P.E : L’habitabilité peut être entendue de manière écologique et, dans le design aujourd'hui, notamment en pédagogie, cette nouvelle notion émerge. Cela me fait penser aux cursus suivants : ENSAD - Design des mondes ruraux (https://www.ensad.fr/fr/design-des-mondes-ruraux-0) ; Master Design social et éthique à Bagnolet, projet Atlas, Faire écho - Éclats du vivant (https://www.instagram.com/p/C8pQIwdiQ7i/?utm_source=ig_web_copy_link&igsh=MzRlODBiNWFlZA==). Pour définir l’habitabilité via la posture de design, je pourrais évoquer la pensée du « design de milieu » de Ludovic Duhem, qui pose le designer « au milieu de » son environnement : ni en dehors, ni à côté, mais faisant partie d'un écosystème au même titre que les autres humains, animaux, végétaux, minéraux, espaces urbains, etc. J'aime bien le passage du lieu au milieu pour définir cette pratique « écosociale » nécessaire aujourd'hui pour toute pratique de design responsable.

4. Les lieux et les publics des espaces publics

A.T : Tout au long de l’histoire de nos sociétés occidentales, les « lieux » de ces échanges ont changé en fonction « des publics », des personnes engagées dans l’échange. Les communs ou les espaces numériques de discussions d’aujourd’hui, pour nous en tenir à deux exemples, semblent bien loin des salons XVIIIe siècle! De votre point de vue, quels sont aujourd’hui ces lieux et quel rôle le design peut-il jouer ?

P.E : Les tiers-lieux sont ce type de lieux d’échanges, ainsi que les festivals, les espaces de rassemblements, les lieux culturels. Les réseaux sociaux jouent un rôle hyper fort également : des plateformes telles que https://formesdesluttes.org/ sont des endroits pour l’expression libre et l'engagement politique, en ligne, diffusables à grande échelle, et je pense que ces lieux numériques sont aussi essentiels pour la circulation des idées dans l’espace public.

5. Les sources

A.T : Pour finir, une question sur « les sources » de l’habitabilité et de l’espace public. Nous, nous nous sommes fondés sur une lecture critique de Jürgen Habermas. Y a-t-il des références — designers et/ou architectes théoriciens, poètes, romanciers, cinéastes, etc. — qui accompagnent votre pratique du design?

P.E : Oui... tellement ! Après 6 années de doctorat, j’ai pléthore de références clés que j’aime évoquer aujourd'hui.

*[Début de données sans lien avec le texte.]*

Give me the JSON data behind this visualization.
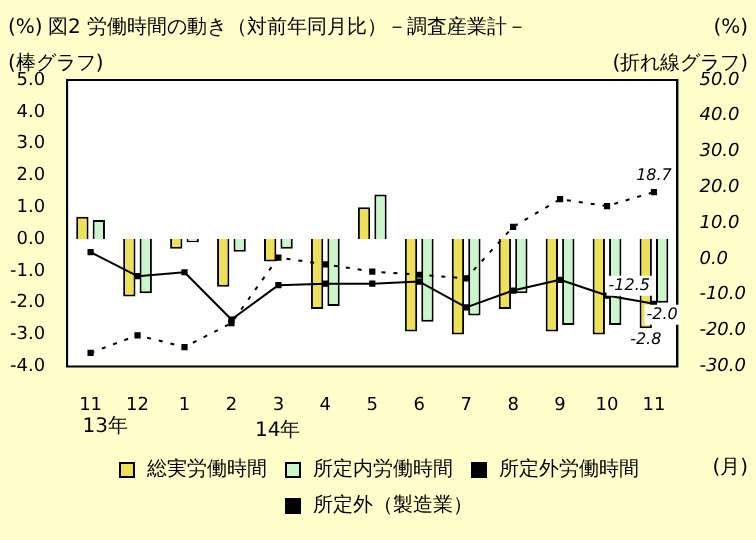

Voici celles qui ont été fondatrices pour ma pratique et mes recherches :

- Le vertige du funambule : le design graphique, entre économie et morale, Annick Lantenois ;
- Le droit à la ville, Henri Lefebvre ;
- Design écosocial, Ludovic Duhem (+ collectif) ;
- Non-Lieux : Introduction à une anthropologie de la surmodernité, Marc Augé ;
- L'espace public, Thierry Paquot ;
- Éloge des frontières, Régis Debray ;
- La ville est à nous, collectif Ne Pas Plier ;
- Face au Brand territorial, Ruedi Baur ;
- CIVIC CITY. NOTES POUR LE DESIGN D’UNE VILLE SOCIALE (collectif) ;
- Petite sociologie de la signalétique, David Pontille, Jérôme Denis ;
- Faire place : Remarques sur la qualité d'une certaine pauvreté moderne, Pierre-Damien Huyghe ;
- Caps Lock, Ruben Pater ;
- First Things First, manifeste de Ken Garland ;
- Partager le regard, manifeste de Vincent Perrottet ;
- Fonds d'archives graphiques « d'utilité publique » de Marsha Emanuel ;
- Mémoire d'études « Citoyen-graphiste » du collectif Formes Vives.

6. Conclusion

A.T : Y a-t-il un point sur lequel vous souhaitez revenir ? Un autre que vous souhaitez aborder ?

P.E : Non, merci pour ces échanges et curieuse d'avoir accès à la forme éditée de tout cela :-)

A.T : Encore merci pour le temps que vous m’avez accordé.


  1. Anaïs Terra est étudiante en Master 2 « Design, Arts, Médias », à Paris 1 Panthéon-Sorbonne, en 2025-2026.